Misty: 29th Apr 2012 - 16:22 GMT
anyone interested in vintage milk crates or bottles from harbison's email me at firstname.lastname@example.org
M. Harbison : 13th Jun 2012 - 15:51 GMT
My family owned the Harbison Dairies and then sold to Southland corp. It was started by my great-great grandparents, Robert J. and Isabella G. Harbison. My great grandfather was Elias G. Harbison, second son of Robert and Isabella. I have been trying to find a Harbison Dairy milk bottle for a long time without success. If anyone has a bottle or know of where I can get one, please contact me at email@example.com
JoAnne: 22nd Jul 2012 - 20:42 GMT
I remember when I was a little girl, the corner store used to carry some of the ice cream treats made by Harbison. The one that I will always remember is the Christmas Tree Ice cream coconut ones. The had a carboard cone covering the tree-shaped ice cream that was coated in coconut and it was dark green with ornaments printed on it. The base was made of green plastic. They were so delicate and delicious. My mom and I both loved them and then all of a sudden they were gone. Wish I had one right now. Ah, the good old days...lol CADYANNE@aol.com
EARL MILLER: 8th Aug 2012 - 05:34 GMT
JOANNE,WHERE WAS THIS STORE LOCATED AT?WAS IT AROUND ABIGAL STREET BY HARBINSON;S,OR ON FRONT STREET
john bojaciuk: 4th Sep 2012 - 00:47 GMT
I went to hackett school old one and new i saw the fire does anyone have any pictures of the old hackett school or our classmates 1967 to 73 my e-mail is firstname.lastname@example.org Thank u john
Charlie Agnew: 3rd Oct 2012 - 20:22 GMT
Formerly a Kenso Now in Florida.
In high school, I dated Carol Patterson whose Dad was foreman for the dairy. He arranged a tour of the dairy.

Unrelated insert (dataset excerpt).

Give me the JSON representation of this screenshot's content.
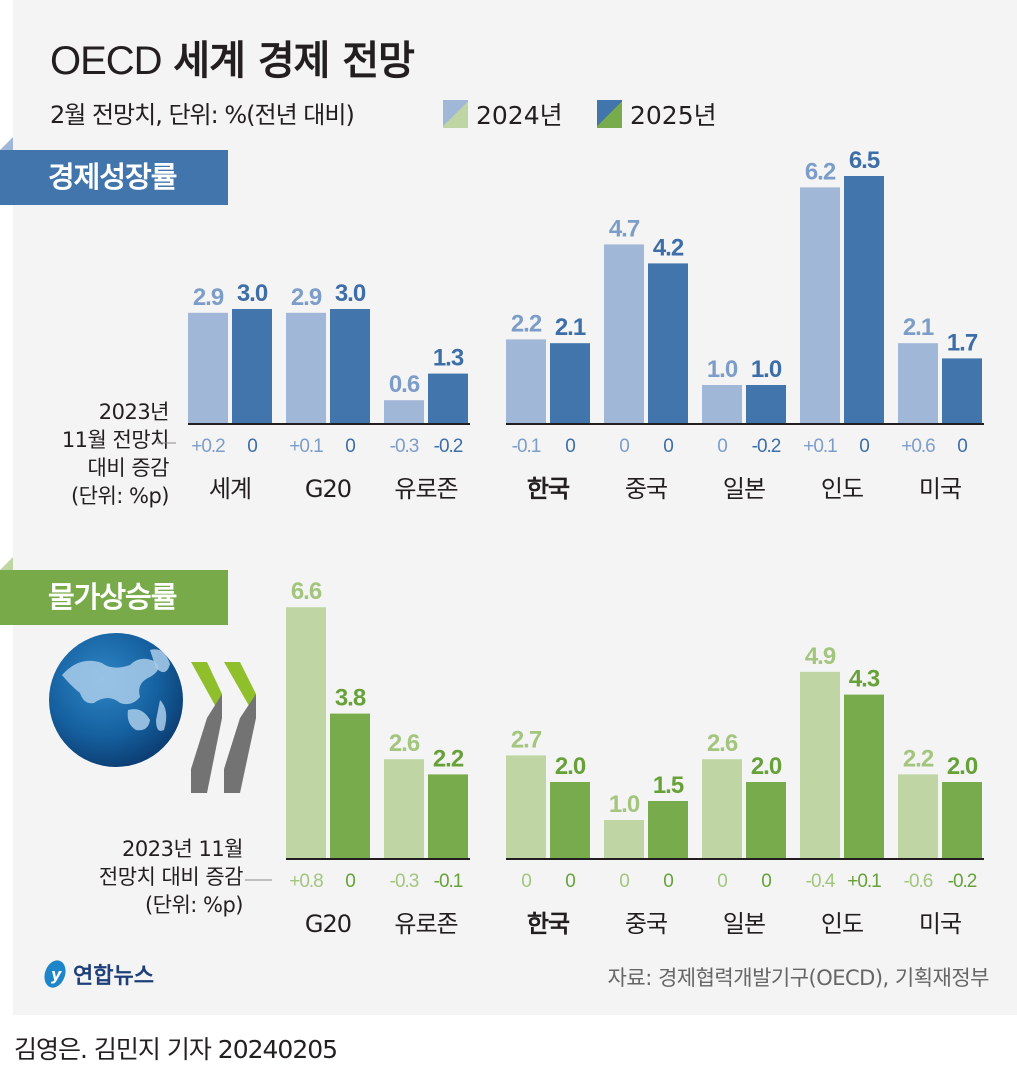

Charlie at email@example.com
Lynda (Hipple) Forsythe 10/23/12: 23rd Oct 2012 - 18:11 GMT
My Dad grew up in Frankford,Philadelphia. He lived on Church st with 6 sisters and 1 brother, Bill. Joe Hipple,he died in WWII at Iwo Jima. I suppose there is no one on here that would remember him? He would be 94 today. I was 2 mths old at the time.
J. M. : 26th Feb 2013 - 02:29 GMT
My wifes grandmother just passed away, while going through some of the old photos I found a picture of her husbands Harbisons Milk wagon and horse. They lived near B st and Allegheny ave. and owned a candy shop. He was Ed Sharp and the horse was named Daisy.
Ivan: 27th Feb 2013 - 11:30 GMT
To M. Harbison,
Don van Krieken: 5th Mar 2013 - 20:01 GMT
Has anyone ever seen a Wackes Dairy bottle. I would be interested or was there ever such a bottle made. My Understanding was this Dairy may have been sold to Harbinson Dairy, however it may have also been sold to Turner & Wescott not sure which is true
anon (ersatzbc1.temple.edu): 20th Mar 2013 - 12:00 GMT
I have a metal milk bottle from Harbison.....my mother painted it years and years ago and used it for an umbrella stand
Cathy Haussmann McHugh: 29th Apr 2013 - 14:58 GMT
My father, Frank, was also a Harbison milkman. He too drove a milk wagon with a horse named Timmy.